- Theatrical release poster
- Original title: Knor
- Directed by: Mascha Halberstad
- Written by: Tosca Menten Fiona van Heemstra
- Produced by: Marleen Slot
- Cinematography: Peter Mansfelt
- Edited by: Jef Grosfeld
- Music by: Rutger Reinders
- Distributed by: Viking Film (Netherlands)
- Release dates: February 10, 2022 (Berlin Film Festival); July 13, 2022 (Netherlands);
- Running time: 72 minutes
- Country: Netherlands
- Language: Dutch

= Oink (2022 film) =

2022 Dutch film

Oink (Knor) is a 2022 Dutch stop-motion animated comedy film based on the book The Revenge of Oink by Tosca Menten. It was the first stop motion feature film ever made in the Netherlands. The film premiered on the 72nd edition of the Berlin Film Festival. The film won three Golden Calves for Best Feature Film, Best Director and Best Production Design. Making it the first animated film to ever win these awards. It also received the Golden Film, a distinction for Dutch films with more than 100.000 tickets sold during its release. The film also made it on the shortlist for the Academy Award for Best Animated Feature but wasn't nominated.

==Plot==

In 1994, during the 75th edition of the King Sausage Contest at Moppel, two butchers, Smak and Tuitjes, wind up in a fight after the former's sausages are criticized for containing rat tails, which leads both of them to be disqualified from the contest for 25 years.
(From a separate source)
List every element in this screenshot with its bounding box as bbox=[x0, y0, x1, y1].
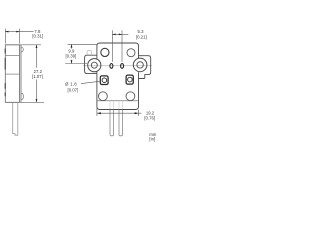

25 years later, young girl Babs is a vegetarian whose family forbids any kind of meat, and has a brother, Tijn. One day, on her birthday, she adopts a piglet at a farm, who she names "Oink". The next day, Tuitjes explains that Smak is intending to use Oink to produce sausages for the 100th edition of the King Sausage Contest.
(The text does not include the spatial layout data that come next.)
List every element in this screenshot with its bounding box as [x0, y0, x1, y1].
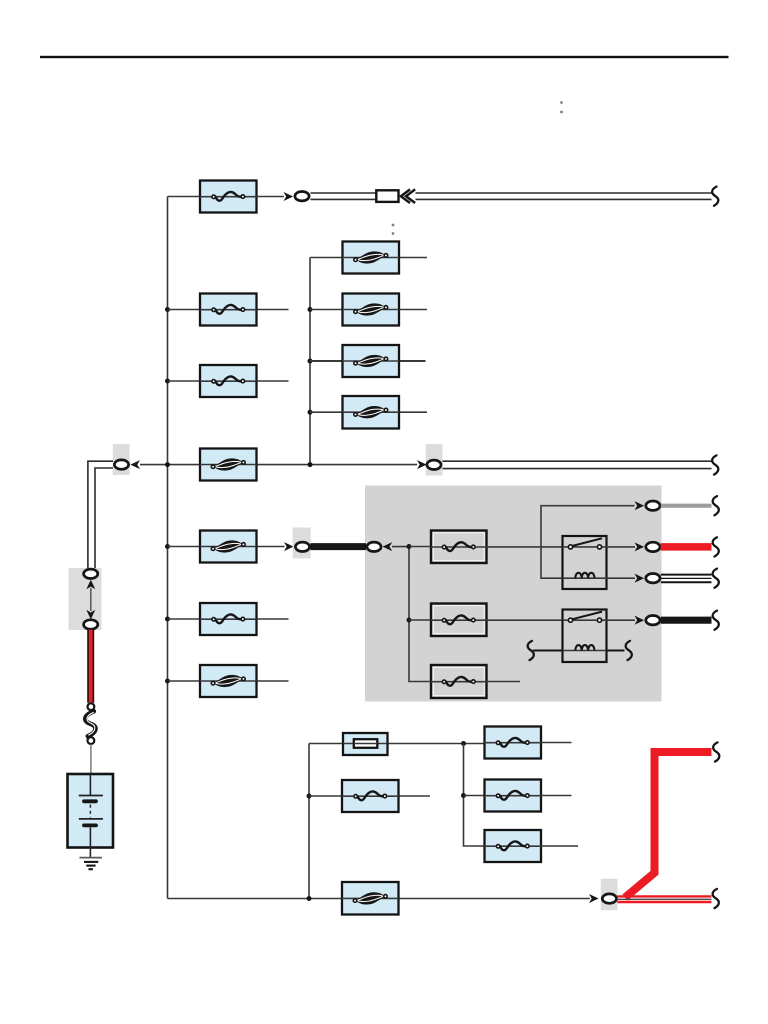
junction row3	[165, 379, 170, 384]
battery	[68, 774, 114, 848]
wire coil K1 feed	[541, 506, 635, 579]
wire to battery	[90, 744, 92, 774]
fuse G1	[430, 531, 487, 564]
break row4	[712, 455, 718, 474]
wire G2 to relay K2	[487, 619, 563, 621]
wire K1 switch out	[607, 546, 636, 548]
double-line wire row1 a	[311, 193, 377, 199]
wire row3	[168, 380, 289, 382]
link wire between connectors	[90, 588, 92, 611]
inline connector J1	[376, 190, 398, 202]
connector black wire	[646, 616, 660, 625]
continuation dots above fuse column	[392, 224, 395, 235]
continuation dots top	[560, 101, 563, 113]
wire row A4	[310, 411, 427, 413]
arrow gray-wire connector	[635, 501, 645, 510]
connector pair highlight	[69, 568, 102, 630]
fusible link FL5	[342, 242, 399, 274]
break red wire mid	[713, 537, 719, 556]
fuse G3	[430, 665, 487, 698]
connector red wire	[646, 542, 660, 551]
fuse B2	[342, 780, 399, 812]
junction fuse row C1	[461, 741, 466, 746]
junction bus2 row A3	[308, 359, 313, 364]
connector row5 b	[367, 542, 381, 551]
wire G3 stub	[487, 681, 521, 683]
wire row6	[168, 618, 289, 620]
fusible link FL1 (top)	[200, 181, 257, 213]
fusible link FL2	[200, 449, 257, 481]
fuse F1	[200, 294, 257, 326]
wire C2 stub	[541, 795, 572, 797]
black wire	[661, 617, 712, 624]
wire C2 left	[464, 795, 485, 797]
fuse G2	[430, 604, 487, 637]
wire row5 left	[168, 546, 285, 548]
junction node row6	[407, 618, 412, 623]
junction row5	[165, 544, 170, 549]
connector row4 left	[114, 460, 128, 469]
wire main fuse row	[309, 743, 485, 745]
fuse F3	[200, 603, 257, 635]
fuse C1	[484, 727, 541, 759]
arrow bottom connector	[589, 894, 599, 903]
junction row7	[165, 679, 170, 684]
wire row1 left	[168, 196, 201, 198]
wire C3 stub	[541, 845, 578, 847]
break black wire	[713, 611, 719, 630]
arrow into row4 left connector	[130, 460, 140, 469]
thick black wire row5	[311, 543, 367, 550]
arrow into connector row5	[284, 542, 294, 551]
junction bus2 row A4	[308, 410, 313, 415]
break row1	[712, 187, 718, 206]
double-line wire row4	[443, 461, 712, 468]
wire K1 coil out	[607, 577, 636, 579]
second bus wire	[309, 258, 311, 465]
fusible link FL8	[342, 396, 399, 429]
wire K2 coil right stub	[607, 650, 625, 652]
wire row1 right	[257, 196, 285, 198]
double-line wire to battery branch	[88, 461, 113, 568]
connector row5 a	[295, 542, 309, 551]
break K2 coil right	[626, 641, 632, 660]
junction row6	[165, 617, 170, 622]
terminal circle lower	[88, 737, 95, 744]
red-black battery cable	[87, 630, 94, 703]
connector striped wire	[646, 574, 660, 583]
fusible link FL3	[200, 531, 257, 563]
fuse C3	[484, 830, 541, 862]
wire to relay block node	[392, 546, 409, 548]
connector highlight bottom	[601, 879, 618, 911]
connector row4 right	[427, 460, 441, 469]
wire K2 coil left stub	[533, 650, 563, 652]
terminal circle upper	[88, 703, 95, 710]
junction node row5	[407, 544, 412, 549]
arrow into connector row1	[284, 192, 294, 201]
break K2 coil left	[528, 641, 534, 660]
break thick red wire	[713, 742, 719, 761]
wire battery to ground	[89, 848, 91, 858]
connector gray wire	[646, 501, 660, 510]
wire G1 to relay K1	[487, 546, 563, 548]
fuse F2	[200, 365, 257, 397]
arrow black-wire connector	[635, 616, 645, 625]
junction row2	[165, 307, 170, 312]
junction bus2 row A2	[308, 307, 313, 312]
junction row4 bus2	[308, 462, 313, 467]
wire row A3	[310, 360, 426, 362]
thick red wire riser	[625, 752, 712, 898]
connector pair upper	[84, 569, 98, 578]
junction C2 row	[461, 793, 466, 798]
fusible link FL6	[342, 294, 399, 326]
arrow into connector row4 right	[417, 460, 427, 469]
relay K2	[563, 610, 607, 663]
break red double wire	[713, 889, 719, 908]
wire row4	[140, 464, 417, 466]
main bus wire	[167, 197, 169, 899]
wire bus2 top to FL5	[310, 257, 427, 259]
bottom branch bus	[308, 744, 310, 899]
wire bottom row	[168, 898, 591, 900]
arrow up	[86, 580, 95, 590]
connector highlight row4 left	[113, 444, 130, 475]
branch wire C column	[464, 744, 485, 847]
striped wire	[661, 575, 712, 583]
relay K1	[563, 536, 607, 589]
gray wire	[661, 504, 712, 508]
wire B2 row	[309, 795, 430, 797]
fusible link FL7	[342, 345, 399, 377]
fusible link pigtail	[85, 711, 95, 736]
connector highlight row4 right	[426, 444, 443, 476]
arrow into connector row5 b	[383, 542, 393, 551]
arrow striped-wire connector	[635, 574, 645, 583]
node wire inside relay block	[409, 547, 431, 682]
connector row1	[295, 192, 309, 201]
wire K2 switch out	[607, 619, 636, 621]
wire row7	[168, 680, 289, 682]
main fuse FL9 (cartridge)	[343, 733, 388, 755]
red double wire bottom	[617, 896, 711, 902]
double-line wire row1 b	[416, 193, 712, 199]
connector pair lower	[84, 620, 98, 629]
fuse C2	[484, 780, 541, 812]
wire node to fuse G2	[409, 619, 431, 621]
break striped wire	[713, 569, 719, 588]
red wire mid	[661, 543, 712, 551]
arrow red-wire connector	[635, 542, 645, 551]
wire C1 stub	[541, 742, 572, 744]
junction B2 row	[307, 794, 312, 799]
connector bottom	[602, 894, 616, 903]
junction bottom row	[307, 896, 312, 901]
relay block (gray)	[365, 486, 662, 702]
arrow down	[86, 610, 95, 620]
junction row4 bus1	[165, 462, 170, 467]
wire row A2	[310, 309, 427, 311]
fusible link FL4	[200, 665, 257, 697]
wire row2	[168, 309, 289, 311]
connector highlight row5	[293, 528, 311, 559]
ground	[80, 858, 103, 870]
fusible link FL10 (bottom)	[342, 882, 399, 915]
wire node to fuse G1	[409, 546, 431, 548]
break gray wire	[713, 496, 719, 515]
chevrons <<	[401, 189, 415, 203]
top horizontal rule	[40, 56, 729, 58]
The following day, Oink wrecks her mother's vegetable garden after being forced to take a bath, much to her mother's dismay. Babs, refusing to let Oink go, gives her mother one more chance for her pet. She takes Oink to a pet obedience test to try to train the piglet with Tuitjes' help, and succeeds in doing so. After that she and Tuitjes decides to throw a party for Oink. At the party back home, after Oink accidentally defecates on the floor, her mother orders Babs to take the pig back to the farm as it is causing trouble, but Babs refuses.

Smak reveals to Babs that Tuitjes is actually intending to use Oink to make sausages for the contest. On the day of the 100th edition of the King Sausage Contest, Tuitjes abducts Oink. Babs and Tijn go to a shed at the farm, where they find Oink being held captive here. Tuitjes nearly forces Oink into a meat grinder, but the piglet's excrement is used on the grinder instead, prompting him to flee on a tractor with the piglet. Babs' family arrive, and they all pursue and stop Tuitjes, and rescue Oink. Tuitjes unintentionally takes the excrement sausages to the contest, not only when he suddenly realizes that he took the wrong ones in, leading him to getting disqualified from the contest permanently and resulting in Smak winning the title of King Sausage of the Century. One year later, her family joins the contest, making new kinds of sausages. Babs wins the contest, while Tuitjes infiltrates the contest in a costume.

==King Sausage==
In July 2022, It was announced that a prequel of the film is being made. The prequel will have most of the same voice cast and will take place 25 years before the events of the first film. The 20-minute-long short film is titled King Sausage and follows the parents of Babs.